What makes these blood vessels unique is that they are the initial ones grown in a lab – and they’ve just generated a new lead in diabetes treatment.
At the point when a person has diabetes, their blood vessels show exhibit an abnormal thickening of what’s known as the”basement membrane.”
This thickening impairs the transfer of oxygen and nutrients to cells and tissues, which can cause aplethora of health problems ranging from kidney failure and blindness to heart attacks and strokes.
In a study published in the journal Nature on Wednesday, specialists from the University of British Columbia detail how they could coax stem cells into growing into human blood vessel “organoids,” the term used for three-dimensional, lab-grown cellular systems that mimic the characteristics of organs or tissues.
They then placed the lab-grown blood vessels in a petri dish designed to mimic a “diabetic environment.”
“strikingly similar” to the thickening seen in patients with diabetes, according to researcher Reiner Wimmer.

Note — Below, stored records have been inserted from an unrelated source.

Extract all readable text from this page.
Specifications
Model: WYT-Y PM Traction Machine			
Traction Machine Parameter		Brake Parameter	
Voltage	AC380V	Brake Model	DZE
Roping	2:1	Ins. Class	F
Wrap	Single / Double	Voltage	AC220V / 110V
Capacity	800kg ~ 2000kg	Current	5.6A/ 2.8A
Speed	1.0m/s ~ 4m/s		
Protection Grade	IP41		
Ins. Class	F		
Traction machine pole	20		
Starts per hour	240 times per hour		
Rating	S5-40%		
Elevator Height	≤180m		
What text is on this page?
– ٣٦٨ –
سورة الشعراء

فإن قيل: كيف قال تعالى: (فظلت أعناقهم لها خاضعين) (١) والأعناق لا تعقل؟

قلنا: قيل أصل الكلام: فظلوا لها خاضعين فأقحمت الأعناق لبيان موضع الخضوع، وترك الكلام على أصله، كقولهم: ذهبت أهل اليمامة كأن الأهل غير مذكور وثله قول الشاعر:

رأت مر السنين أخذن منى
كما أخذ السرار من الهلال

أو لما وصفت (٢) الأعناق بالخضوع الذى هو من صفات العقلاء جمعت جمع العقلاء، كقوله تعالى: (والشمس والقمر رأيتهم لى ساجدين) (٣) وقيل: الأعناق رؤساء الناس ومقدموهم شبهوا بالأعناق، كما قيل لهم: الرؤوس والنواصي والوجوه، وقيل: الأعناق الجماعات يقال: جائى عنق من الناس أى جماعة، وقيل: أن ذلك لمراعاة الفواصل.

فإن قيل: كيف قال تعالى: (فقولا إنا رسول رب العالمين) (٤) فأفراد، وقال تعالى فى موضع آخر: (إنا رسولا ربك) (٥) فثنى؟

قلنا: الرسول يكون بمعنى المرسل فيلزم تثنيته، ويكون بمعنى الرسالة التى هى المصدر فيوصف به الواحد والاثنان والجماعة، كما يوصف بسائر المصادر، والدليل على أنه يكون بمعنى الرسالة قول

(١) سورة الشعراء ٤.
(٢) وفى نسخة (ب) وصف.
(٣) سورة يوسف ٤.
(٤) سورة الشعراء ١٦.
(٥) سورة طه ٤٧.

The scientists at that point went on the hunt for a chemical compound that could prevent this thickening in their lab-grown blood vessels and found one: an inhibitor of the enzyme γ-secretase.
The group’s examination recommends that restraining γ-secretase in patients could be a useful diabetes treatment, yet as indicated by scientist Josef Penninger, there are potential uses for lab–grown blood vessels far beyond diabetes research.
“Being able to build human blood vessels as organoids from stem cells is a game changer,” Penninger said in a press release. “Every single organ in our body is linked with the circulatory system.”
“This could potentially allow researchers to unravel the causes and treatments for a variety of vascular diseases,” he continued, “from Alzheimer’s disease, cardiovascular diseases, wound healing problems, stroke, cancer and, of course, diabetes.”